Una sincera añoranza del PSOE de antes


Aunque la gente dice que los políticos nunca se mueven, en menos de un mes hemos cambiado de rey, y encarrilado la crisis municipal de Santiago. Dimitió -sin dimitir- Durán i Lleida; se echaron a un lado Rubalcaba y Patxi López; desistió Pere Navarro; entró en capilla Durão Barroso; se calló -del verbo callar- Elena Valenciano, y nos han eliminado del Mundial de Brasil. Lo único que no se mueve es ese batán sin agua y sin lino que se llama Artur Mas, que nos tortura a base de gotas de insensatez con la implacable crueldad de la Inquisición. Y si así de revuelto está el panorama español, del exterior -lleno de guerras, miseria, refugiados y fundamentalismos- es mejor ni hablar, porque pone los pelos de punta.

Pero este artículo no quiere hablar del mundo entero, sino de España. Y tampoco quiere perderse en la singularidad de los problemas, como si cada uno fuese una plaga independiente.

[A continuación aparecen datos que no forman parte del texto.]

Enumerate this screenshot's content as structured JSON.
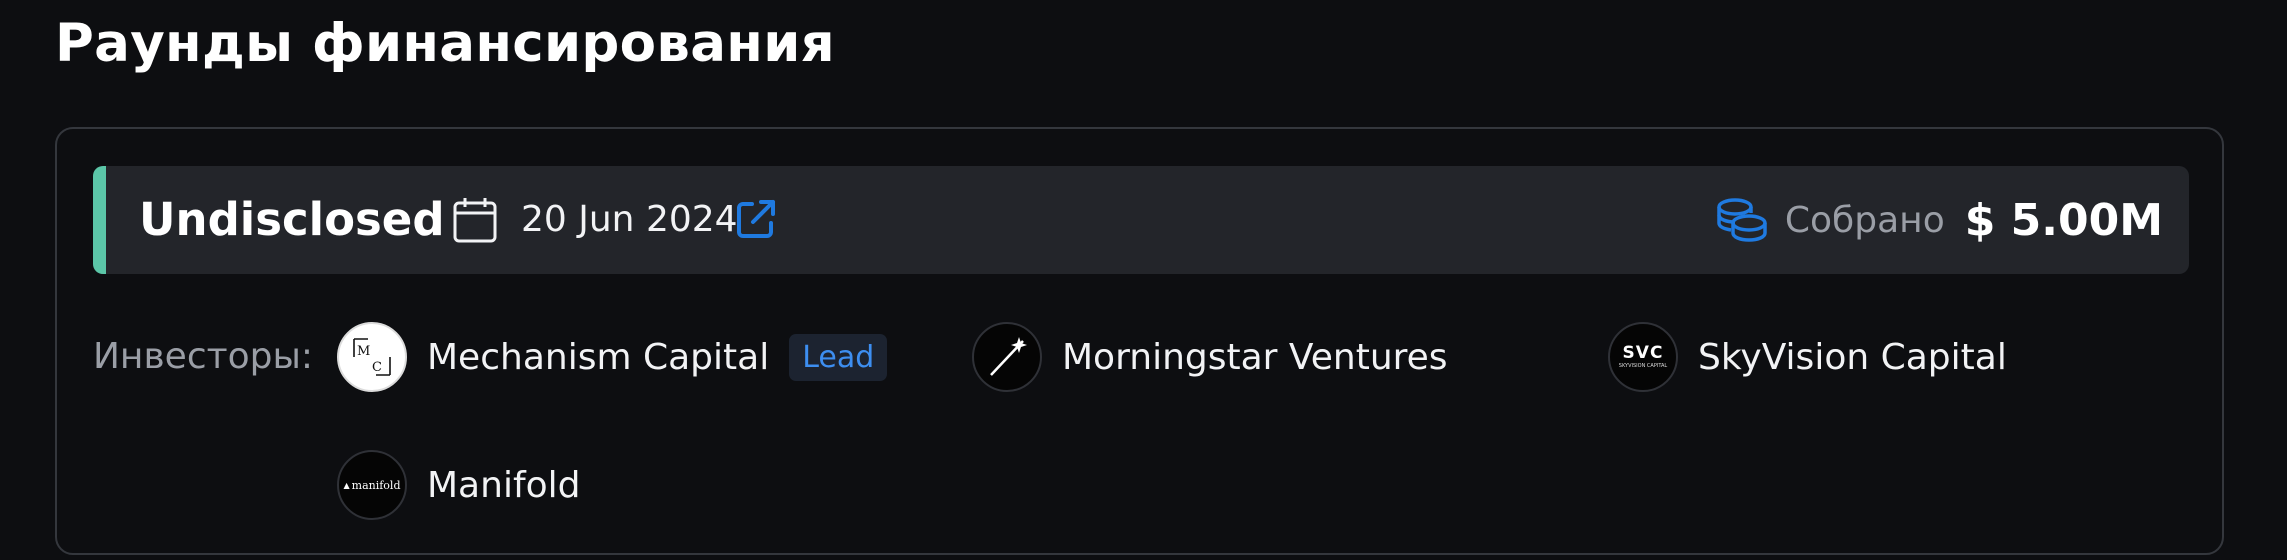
{
  "section": {
    "title": "Раунды финансирования"
  },
  "round": {
    "type": "Undisclosed",
    "date": "20 Jun 2024",
    "raised_label": "Собрано",
    "raised_amount": "$ 5.00M",
    "accent_color": "#5bc6a8",
    "link_color": "#1f7ae0"
  },
  "investors": {
    "label": "Инвесторы:",
    "items": [
      {
        "name": "Mechanism Capital",
        "badge": "Lead",
        "logo_text": "MC",
        "icon": "mechanism-capital-logo"
      },
      {
        "name": "Morningstar Ventures",
        "icon": "morningstar-ventures-logo"
      },
      {
        "name": "SkyVision Capital",
        "logo_text": "SVC",
        "logo_subtext": "SKYVISION CAPITAL",
        "icon": "skyvision-capital-logo"
      },
      {
        "name": "Manifold",
        "logo_text": "manifold",
        "icon": "manifold-logo"
      }
    ]
  }
}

Lo único que quiere es hacer una oportuna y necesaria reducción de los males de España a su causa fundamental y más próxima, y tratar de abordar desde esa perspectiva la sensación de angustia a la que estamos arrojados. Porque cada día es más evidente que todos los desajustes de España existen, o están agravados, por la crisis del PSOE, y que, si los socialistas no aciertan con una pronta regeneración orgánica e ideológica de su partido, estamos abocados a una falla de ingobernabilidad de dimensiones inimaginables.

Decir que el problema de España es en gran parte el problema del PSOE no es en modo alguno un desprecio, sino la mayor alabanza que se le puede hacer a una fuerza política que por su estabilidad y su flexibilidad se hizo sistémica, tanto en el momento de la transición y de la aprobación y desarrollo de la Constitución como en el proceso de modernización y progreso del país. Pero esa importancia sustancial para el sistema se ha convertido ahora en signo de crisis, al no poder contribuir a estabilizar y orientar el debate sobre los grandes temas -organización territorial, modelo económico, brotes de secesionismo instrumentados al margen de la Constitución y de las leyes, y grandes pactos para una gobernación de la crisis en el marco de las políticas europeas-, y al dejar espacio libre para una progresiva fragmentación del espectro parlamentario y para una preocupante progresión del populismo izquierdista.

Por eso me preocupa tanto que todos los esfuerzos del PSOE se estén perdiendo en medio de un laberinto de diagnósticos y estrategias equivocadas, que este tiempo de cambio no sea más que un nuevo impulso hacia el desorden programático y organizativo, y que, igual que ya sucedió en Cataluña y en el País Vasco, se vayan haciendo cada vez más irrelevantes en distintas comunidades autónomas. Ese es el gran problema de España. Los demás, si ese se arreglase, serían como coser y cantar.